Aetna denied that politics played any role in setting its rates. Rather, the company said the increase reflects the rising cost of medical care and the second filing was based on additional claims data.
"While rate increases are never easy, our rates are based on actuarially sound data and a reasonable projection of future cost," Aetna spokeswoman Cynthia Michener said. "Increases in medical costs and utilization for our members enrolled in our small group plans continue to exceed the rate at which we have been able to increase premiums."
This month, federal officials said U.S. health spending grew 3.6% last year, the lowest rate ever recorded. That was down from 4.1% in 2012 and far below a jump of nearly 10% in 2002.
The Obama administration has also estimated that U.S. hospitals will have $5.7 billion less in uncompensated care this year because they are getting more paying patients thanks to the expansion of coverage under the Affordable Care Act.
Some employers and consumer groups say health insurers should negotiate lower prices from hospitals and other providers as a result of those factors — and then reduce premiums.

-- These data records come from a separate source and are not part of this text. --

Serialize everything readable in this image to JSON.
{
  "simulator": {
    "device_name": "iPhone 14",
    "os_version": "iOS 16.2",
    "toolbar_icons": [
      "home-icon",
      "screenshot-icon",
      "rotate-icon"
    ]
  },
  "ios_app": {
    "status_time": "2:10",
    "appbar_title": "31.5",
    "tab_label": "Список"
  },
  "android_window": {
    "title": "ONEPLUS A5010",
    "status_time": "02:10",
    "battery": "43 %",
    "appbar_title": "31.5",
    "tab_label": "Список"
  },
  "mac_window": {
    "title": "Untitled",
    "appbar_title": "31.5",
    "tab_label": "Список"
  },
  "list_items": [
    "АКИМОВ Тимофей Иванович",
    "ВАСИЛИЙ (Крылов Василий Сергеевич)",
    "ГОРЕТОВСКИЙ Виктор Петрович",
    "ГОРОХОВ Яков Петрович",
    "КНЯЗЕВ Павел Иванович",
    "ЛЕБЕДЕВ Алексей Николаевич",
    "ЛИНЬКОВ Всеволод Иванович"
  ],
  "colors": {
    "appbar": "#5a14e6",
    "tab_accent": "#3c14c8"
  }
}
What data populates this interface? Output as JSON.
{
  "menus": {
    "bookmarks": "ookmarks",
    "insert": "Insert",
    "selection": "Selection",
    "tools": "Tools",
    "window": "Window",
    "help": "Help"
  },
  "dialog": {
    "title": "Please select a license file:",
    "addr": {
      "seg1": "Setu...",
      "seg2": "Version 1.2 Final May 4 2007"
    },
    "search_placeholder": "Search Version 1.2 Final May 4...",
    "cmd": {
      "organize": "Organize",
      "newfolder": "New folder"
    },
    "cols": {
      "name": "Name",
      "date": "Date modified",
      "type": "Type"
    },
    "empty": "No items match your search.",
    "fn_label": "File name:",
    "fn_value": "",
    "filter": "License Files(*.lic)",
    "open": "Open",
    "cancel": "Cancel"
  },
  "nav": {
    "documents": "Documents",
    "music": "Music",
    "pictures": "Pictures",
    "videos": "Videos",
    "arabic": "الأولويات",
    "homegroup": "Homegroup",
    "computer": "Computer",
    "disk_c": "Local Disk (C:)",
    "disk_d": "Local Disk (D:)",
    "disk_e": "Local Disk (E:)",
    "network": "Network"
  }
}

Echoing those concerns, state regulators said Aetna's projections for future medical spending were excessive.
In state filings, Aetna said it expected underlying medical costs to rise 7.1% as providers raise prices and customers receive more care. For instance, Aetna said the cost for an inpatient hospital admission jumped 6.7% on its small-employer plans.
Consumer groups pointed to Aetna's premium increase as further proof that California needs rate regulation. After a defeat at the ballot box, that debate might be returning to Sacramento.
Anthony Wright, executive director of Health Access, a consumer advocacy group, said "we are very much looking to revisit this issue in the Legislature. This is another example of why we need to move forward."
Premiums for workplace health insurance in California have jumped 185% since 2002, more than five times the 33% increase in the state's inflation rate, according to the California HealthCare Foundation.
Jones warned that Californians shouldn't expect relief any time soon.
He said "the ongoing trend of unreasonable rate increases imposed on California businesses and families over the last decade is likely to continue in 2015."